Société

Décrochage scolaire : 4 histoires pour s’accrocher

30 janvier 2014
Fanny Arnaud

Garder les jeunes à l’école, c’est important. C’est pour cette raison que l’organisme «Persévérons ensemble» a créé le concours «Toi, t’as changé ma vie».

Lundi dernier, quatre jeunes ont été récompensés pour avoir pris le temps de raconter comment ils ont évité le décrochage grâce à une personne de leur entourage.

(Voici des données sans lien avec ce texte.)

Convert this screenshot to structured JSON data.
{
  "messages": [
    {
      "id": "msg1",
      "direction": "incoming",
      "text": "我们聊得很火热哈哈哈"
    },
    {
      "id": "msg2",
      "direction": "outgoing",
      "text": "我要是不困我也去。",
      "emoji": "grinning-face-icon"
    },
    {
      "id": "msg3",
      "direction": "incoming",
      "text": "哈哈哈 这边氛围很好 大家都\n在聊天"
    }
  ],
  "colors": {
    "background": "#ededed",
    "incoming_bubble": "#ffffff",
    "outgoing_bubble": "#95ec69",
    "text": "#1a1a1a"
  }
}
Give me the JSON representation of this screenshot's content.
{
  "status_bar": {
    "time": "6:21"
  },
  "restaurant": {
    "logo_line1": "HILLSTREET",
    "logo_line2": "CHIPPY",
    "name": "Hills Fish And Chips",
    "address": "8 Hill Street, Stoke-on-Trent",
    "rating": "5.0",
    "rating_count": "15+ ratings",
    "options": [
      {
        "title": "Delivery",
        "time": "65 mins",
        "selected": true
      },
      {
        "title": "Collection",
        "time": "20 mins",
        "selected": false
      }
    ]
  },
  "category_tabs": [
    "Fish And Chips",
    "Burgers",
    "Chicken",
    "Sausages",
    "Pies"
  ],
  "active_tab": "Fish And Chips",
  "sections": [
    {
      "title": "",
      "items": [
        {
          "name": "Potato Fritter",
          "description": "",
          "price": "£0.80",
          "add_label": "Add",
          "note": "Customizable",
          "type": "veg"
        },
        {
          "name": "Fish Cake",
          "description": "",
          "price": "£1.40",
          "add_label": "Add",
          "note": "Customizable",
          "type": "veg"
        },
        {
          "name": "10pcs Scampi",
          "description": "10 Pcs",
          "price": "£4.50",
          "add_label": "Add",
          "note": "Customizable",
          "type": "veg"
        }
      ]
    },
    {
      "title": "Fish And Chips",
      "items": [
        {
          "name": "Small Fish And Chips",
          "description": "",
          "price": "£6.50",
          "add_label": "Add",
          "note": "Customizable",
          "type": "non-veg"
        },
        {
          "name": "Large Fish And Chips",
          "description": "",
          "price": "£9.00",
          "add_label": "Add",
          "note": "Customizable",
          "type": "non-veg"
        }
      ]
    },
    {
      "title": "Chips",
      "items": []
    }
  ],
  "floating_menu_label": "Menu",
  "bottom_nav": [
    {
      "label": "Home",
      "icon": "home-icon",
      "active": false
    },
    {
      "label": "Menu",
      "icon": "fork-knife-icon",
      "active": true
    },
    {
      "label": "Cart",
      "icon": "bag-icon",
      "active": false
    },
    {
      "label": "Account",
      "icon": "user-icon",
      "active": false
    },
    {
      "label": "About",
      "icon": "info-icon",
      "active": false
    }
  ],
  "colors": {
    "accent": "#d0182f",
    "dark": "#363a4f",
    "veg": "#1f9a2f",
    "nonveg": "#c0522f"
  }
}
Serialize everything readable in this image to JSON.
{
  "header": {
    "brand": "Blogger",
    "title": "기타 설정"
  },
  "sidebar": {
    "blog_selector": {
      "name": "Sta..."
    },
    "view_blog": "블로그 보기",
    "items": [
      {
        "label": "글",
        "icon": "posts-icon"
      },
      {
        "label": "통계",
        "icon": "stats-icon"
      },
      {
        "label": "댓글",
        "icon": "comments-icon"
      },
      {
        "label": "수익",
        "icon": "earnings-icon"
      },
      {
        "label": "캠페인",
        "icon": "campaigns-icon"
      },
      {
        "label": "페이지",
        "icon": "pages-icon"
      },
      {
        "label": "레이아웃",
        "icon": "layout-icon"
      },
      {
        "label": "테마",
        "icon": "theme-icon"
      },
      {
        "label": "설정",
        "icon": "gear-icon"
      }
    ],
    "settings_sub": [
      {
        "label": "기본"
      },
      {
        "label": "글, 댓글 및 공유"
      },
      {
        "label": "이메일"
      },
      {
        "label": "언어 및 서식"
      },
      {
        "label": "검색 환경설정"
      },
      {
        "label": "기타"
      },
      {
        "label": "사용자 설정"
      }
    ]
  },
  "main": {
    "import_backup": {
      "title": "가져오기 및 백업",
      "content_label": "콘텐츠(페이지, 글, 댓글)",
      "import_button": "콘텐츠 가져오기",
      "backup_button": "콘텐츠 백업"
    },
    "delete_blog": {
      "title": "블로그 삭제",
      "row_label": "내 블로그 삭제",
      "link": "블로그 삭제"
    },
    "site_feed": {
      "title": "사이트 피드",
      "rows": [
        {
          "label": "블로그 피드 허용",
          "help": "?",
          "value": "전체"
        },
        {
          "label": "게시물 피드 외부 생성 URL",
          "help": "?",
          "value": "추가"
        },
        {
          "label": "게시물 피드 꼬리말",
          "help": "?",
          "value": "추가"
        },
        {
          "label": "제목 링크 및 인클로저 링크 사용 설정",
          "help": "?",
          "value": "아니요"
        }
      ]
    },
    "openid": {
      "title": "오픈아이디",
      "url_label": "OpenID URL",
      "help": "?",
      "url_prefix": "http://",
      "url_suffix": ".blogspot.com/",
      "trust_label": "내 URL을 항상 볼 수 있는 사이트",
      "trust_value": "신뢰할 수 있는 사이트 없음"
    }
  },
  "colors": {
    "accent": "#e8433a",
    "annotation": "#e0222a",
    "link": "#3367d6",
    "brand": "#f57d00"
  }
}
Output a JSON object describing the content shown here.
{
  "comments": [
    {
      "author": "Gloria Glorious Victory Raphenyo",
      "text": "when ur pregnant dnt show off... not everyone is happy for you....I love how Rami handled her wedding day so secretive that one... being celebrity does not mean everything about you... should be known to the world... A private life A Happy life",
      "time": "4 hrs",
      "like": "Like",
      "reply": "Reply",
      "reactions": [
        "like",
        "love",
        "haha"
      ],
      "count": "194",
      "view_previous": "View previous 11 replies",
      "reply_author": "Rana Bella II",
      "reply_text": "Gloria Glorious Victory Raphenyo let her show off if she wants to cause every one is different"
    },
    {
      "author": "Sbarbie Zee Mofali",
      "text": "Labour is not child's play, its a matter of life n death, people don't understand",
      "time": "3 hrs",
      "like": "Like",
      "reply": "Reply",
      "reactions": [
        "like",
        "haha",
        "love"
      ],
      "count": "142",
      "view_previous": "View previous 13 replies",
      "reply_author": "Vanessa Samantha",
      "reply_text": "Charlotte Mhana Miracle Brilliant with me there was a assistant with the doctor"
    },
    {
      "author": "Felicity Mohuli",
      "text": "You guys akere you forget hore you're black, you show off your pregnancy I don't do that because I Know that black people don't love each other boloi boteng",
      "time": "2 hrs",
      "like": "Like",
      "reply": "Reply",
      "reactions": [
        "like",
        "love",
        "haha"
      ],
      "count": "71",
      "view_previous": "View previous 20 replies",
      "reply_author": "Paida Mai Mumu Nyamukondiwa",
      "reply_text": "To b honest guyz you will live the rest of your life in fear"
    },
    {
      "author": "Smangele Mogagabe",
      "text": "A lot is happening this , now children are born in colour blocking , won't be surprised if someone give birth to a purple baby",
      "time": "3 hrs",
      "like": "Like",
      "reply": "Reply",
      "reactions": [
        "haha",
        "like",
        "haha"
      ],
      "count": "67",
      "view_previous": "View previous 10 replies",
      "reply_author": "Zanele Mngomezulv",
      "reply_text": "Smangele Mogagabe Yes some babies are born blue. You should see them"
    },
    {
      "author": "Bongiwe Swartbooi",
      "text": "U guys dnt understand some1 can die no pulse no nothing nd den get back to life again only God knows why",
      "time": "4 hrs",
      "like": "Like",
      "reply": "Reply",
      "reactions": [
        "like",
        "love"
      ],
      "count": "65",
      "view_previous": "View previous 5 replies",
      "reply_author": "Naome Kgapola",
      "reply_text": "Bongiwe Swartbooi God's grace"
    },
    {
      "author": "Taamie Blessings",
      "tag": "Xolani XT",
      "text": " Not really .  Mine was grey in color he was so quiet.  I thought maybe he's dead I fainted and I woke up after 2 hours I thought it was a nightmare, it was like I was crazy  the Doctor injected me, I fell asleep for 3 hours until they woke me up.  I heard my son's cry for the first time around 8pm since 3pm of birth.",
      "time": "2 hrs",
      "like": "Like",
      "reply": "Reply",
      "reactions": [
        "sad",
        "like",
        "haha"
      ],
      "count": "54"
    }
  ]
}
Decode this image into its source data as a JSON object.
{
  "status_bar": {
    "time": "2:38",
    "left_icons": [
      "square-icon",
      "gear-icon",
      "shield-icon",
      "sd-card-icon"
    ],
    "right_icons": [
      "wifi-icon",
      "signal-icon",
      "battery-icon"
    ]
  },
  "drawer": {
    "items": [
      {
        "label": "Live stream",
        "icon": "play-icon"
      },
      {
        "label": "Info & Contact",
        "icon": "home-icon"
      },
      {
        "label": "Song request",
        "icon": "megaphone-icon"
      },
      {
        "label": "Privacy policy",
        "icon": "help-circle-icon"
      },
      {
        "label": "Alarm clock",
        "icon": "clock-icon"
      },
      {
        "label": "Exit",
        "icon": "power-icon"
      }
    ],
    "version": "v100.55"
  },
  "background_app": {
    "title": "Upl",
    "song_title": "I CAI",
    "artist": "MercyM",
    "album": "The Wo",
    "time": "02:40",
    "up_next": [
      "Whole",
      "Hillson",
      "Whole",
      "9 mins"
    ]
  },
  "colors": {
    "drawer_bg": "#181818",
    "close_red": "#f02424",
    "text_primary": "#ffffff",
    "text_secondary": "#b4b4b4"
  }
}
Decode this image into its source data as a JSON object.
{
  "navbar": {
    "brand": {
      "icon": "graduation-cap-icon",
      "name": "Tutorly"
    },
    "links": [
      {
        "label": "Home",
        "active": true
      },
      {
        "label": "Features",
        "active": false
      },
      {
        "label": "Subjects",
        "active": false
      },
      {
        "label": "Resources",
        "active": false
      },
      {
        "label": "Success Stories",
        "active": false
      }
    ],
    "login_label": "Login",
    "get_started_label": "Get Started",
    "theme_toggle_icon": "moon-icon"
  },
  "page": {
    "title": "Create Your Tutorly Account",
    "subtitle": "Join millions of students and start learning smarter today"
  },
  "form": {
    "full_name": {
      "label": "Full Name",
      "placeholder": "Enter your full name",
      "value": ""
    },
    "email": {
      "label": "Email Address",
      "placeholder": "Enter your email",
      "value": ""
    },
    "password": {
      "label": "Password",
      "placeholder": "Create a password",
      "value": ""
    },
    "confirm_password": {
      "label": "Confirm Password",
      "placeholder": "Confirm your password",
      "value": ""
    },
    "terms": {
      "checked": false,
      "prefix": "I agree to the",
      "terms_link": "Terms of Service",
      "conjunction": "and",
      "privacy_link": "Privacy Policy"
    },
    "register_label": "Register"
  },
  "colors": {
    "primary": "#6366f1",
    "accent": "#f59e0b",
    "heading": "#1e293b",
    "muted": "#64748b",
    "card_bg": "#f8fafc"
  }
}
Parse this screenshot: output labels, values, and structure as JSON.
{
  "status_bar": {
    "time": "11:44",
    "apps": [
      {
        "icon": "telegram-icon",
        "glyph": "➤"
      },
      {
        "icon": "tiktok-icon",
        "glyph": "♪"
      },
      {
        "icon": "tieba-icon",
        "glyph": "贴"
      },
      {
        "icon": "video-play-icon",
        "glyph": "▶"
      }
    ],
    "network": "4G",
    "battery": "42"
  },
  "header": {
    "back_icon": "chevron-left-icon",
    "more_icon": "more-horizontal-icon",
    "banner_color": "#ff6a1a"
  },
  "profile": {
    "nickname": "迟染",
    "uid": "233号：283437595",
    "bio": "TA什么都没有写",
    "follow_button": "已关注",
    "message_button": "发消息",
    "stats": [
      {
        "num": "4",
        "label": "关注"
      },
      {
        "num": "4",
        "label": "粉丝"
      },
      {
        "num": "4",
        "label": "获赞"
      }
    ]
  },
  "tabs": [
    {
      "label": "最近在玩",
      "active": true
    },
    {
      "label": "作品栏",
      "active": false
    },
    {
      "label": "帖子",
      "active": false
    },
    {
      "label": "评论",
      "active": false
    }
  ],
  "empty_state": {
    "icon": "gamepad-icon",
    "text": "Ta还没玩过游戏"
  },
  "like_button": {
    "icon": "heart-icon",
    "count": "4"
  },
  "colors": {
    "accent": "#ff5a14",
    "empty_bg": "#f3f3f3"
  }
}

Le jeune et l’aidant ont alors reçu un prix des mains de Francis Charron, le président du concours.

Des jeunes récompensées

Mavrick a 7 ans, il a des difficultés à interagir et à parler. Mais grâce à son enseignante à l’école Le Rucher à Bois-des-Filion, Lynda Bonami, il sait maintenant «qu’avec des efforts, tous les espoirs sont permis». Sa mère explique que son fils «aurait pu prendre l’école en aversion, mais qu’elle lui a donné des ailes».

Alexandre Gagnon a 21 ans et s’il étudie en deuxième année de médecine à Montréal aujourd’hui, c’est grâce à Alain Paquette, un enseignant de l’école Le Sentier à Sainte-Thérèse. «J’avais des troubles de la concentration», dit-il. «Il m’a permis d’écouter de la musique pendant que je faisais mes devoirs et m’a redonné confiance en moi.»

Cédrick Tremblay a 22 ans et un lourd passé derrière lui. C’est en se tournant vers le Carrefour Emploi Jeunesse Thérèse-de-Blainville que sa vie a changée. Les animateurs Olivier Shareck et Valérie Lépine lui offrent alors un soutien qui lui permettra «d’être fier de lui pour la première fois de sa vie». Aujourd’hui, il est animateur à la Maison des jeunes des Basses-Laurentides et, dans l’avenir, il espère ouvrir sa propre auberge.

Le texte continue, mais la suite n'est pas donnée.